Vergi Ziyaı Cezasının İptali Davası Nedir

Vergi Ziyaı cezası nasıl iptal edilir? Dava açma şartları nelerdir? Bu yazımızda bu konular ayrıntılı bir şekilde ele alınacaktır.

Vergi nedir?

Vergi, hükümete ve çeşitli kamu hizmetlerine fon çıkarmak amacıyla toplum sözleşmesinin cebrine dayanarak gerçek ve tüzel kişilerden alınan zorunlu mali ücret ödetmesidir. Çoğu ülkede kamusal, ortak toplumsal veya üzerinde anlaşmaya varılmış ulusal ihtiyaçların ve hükümetin işlevlerinin karşılanması için yürürlükte olan bir vergi sistemi vardır. Bazıları, kişisel yıllık gelir üzerinden düz bir vergi yüzdesi oranı uygular ancak çoğu ölçekli vergiler, yıllık gelir tutarlarının parantezlerine dayalı olarak kademelidir. Çoğu ülke, bir bireyin gelirinin yanı sıra kurumsal gelir üzerinden de vergi alır. Ülkeler genellikle servet vergileri, veraset vergileri, emlak vergileri, hediye vergileri, satış vergileri, kullanım vergileri ve gelir vergileri gibi vergi kalemleri uygulamaktadır. Hukukumuzda vergiler ile alakalı düzenlemelerin usul ve esasları 213 sayılı Vergi Usul Kanunu’nda düzenlenmektedir.

Vergi cezaları nelerdir?

Maddi hukukta suçlar ve cezalar Türk Ceza Kanunu’nda düzenlense de bazı özel kanunlarda da suçlar ve cezalar düzenlenmektedir. Örneğin Türk Ceza Kanunu’nda ruhsatsız silah taşımanın cezası düzenlenmemişken Ateşli Silahlar ve Bıçaklar ile Diğer Aletler Hakkında Kanun’da ruhsatsız ateşli silah taşıma ve bulundurmanın cezası düzenlenmiştir.

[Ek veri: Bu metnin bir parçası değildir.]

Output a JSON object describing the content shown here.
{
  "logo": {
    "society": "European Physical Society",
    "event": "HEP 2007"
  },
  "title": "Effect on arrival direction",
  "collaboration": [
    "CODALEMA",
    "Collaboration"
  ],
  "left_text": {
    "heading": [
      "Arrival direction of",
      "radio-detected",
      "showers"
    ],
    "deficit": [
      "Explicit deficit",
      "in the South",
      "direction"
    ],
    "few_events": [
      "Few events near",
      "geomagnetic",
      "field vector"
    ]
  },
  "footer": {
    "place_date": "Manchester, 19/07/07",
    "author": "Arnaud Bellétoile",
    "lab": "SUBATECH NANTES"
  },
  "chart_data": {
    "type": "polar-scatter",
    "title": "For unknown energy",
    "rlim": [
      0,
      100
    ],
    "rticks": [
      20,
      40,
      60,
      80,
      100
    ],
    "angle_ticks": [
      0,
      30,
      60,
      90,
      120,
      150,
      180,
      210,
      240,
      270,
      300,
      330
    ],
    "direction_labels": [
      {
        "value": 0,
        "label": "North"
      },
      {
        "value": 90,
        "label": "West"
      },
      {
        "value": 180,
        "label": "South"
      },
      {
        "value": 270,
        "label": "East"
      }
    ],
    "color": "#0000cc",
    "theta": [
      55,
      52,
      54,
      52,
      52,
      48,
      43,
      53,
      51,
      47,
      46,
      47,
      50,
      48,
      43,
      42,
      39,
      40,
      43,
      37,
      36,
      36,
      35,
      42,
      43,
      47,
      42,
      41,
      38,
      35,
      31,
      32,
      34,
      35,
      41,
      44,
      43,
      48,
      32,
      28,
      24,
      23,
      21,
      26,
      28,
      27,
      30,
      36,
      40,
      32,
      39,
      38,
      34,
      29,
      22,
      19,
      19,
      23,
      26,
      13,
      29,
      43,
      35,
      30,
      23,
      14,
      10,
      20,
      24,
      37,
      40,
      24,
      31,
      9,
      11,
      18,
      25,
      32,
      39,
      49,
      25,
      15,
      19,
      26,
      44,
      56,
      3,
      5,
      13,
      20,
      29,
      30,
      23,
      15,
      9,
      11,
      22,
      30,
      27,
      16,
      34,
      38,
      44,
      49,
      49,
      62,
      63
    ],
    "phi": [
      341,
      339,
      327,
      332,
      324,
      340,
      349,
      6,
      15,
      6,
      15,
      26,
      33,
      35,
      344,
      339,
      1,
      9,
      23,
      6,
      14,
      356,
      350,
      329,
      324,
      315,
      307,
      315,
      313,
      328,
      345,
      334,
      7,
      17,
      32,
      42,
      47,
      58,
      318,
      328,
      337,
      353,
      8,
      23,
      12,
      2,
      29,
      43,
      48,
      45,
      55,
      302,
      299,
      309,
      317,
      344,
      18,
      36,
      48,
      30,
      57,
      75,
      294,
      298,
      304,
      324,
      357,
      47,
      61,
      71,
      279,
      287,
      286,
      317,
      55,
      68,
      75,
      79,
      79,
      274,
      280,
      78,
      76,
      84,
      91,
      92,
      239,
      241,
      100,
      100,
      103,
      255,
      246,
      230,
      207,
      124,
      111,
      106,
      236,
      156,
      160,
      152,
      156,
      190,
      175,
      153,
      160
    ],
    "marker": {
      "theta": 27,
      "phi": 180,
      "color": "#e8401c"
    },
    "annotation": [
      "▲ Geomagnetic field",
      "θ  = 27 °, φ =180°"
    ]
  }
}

Vergi ile alakalı suçlar ve cezalar ise Türk Ceza Kanunu’nda düzenlenmeyip Vergi Usul Kanunu’nda düzenlenmiştir. Bu bağlamda Vergi Usul Kanunu’nda vergi cezaları iki şekilde düzenlenmiştir:

  • Verginin Ziyaı
  • Vergide Usulsüzlük

Verginin ziyaı nedir?

Vergi Usul Kanunu’nun 341. maddesi uyarınca verginin ziyaı mükellefin veya sorumlunun vergilendirme ile ilgili ödevlerini zamanında yerine getirmemesi veya eksik yerine getirmesi yüzünden, verginin zamanında tahakkuk ettirilmemesini veya eksik tahakkuk ettirilmesini ifade eder. Yani vergi ödemekle mükellef olan vergisini ödemeyi geciktirmekle, hiç yerine getirmemiş olmakla veya eksik yerine getirmekle 341. madde uyarınca vergi ziyaına sebep olmuştur.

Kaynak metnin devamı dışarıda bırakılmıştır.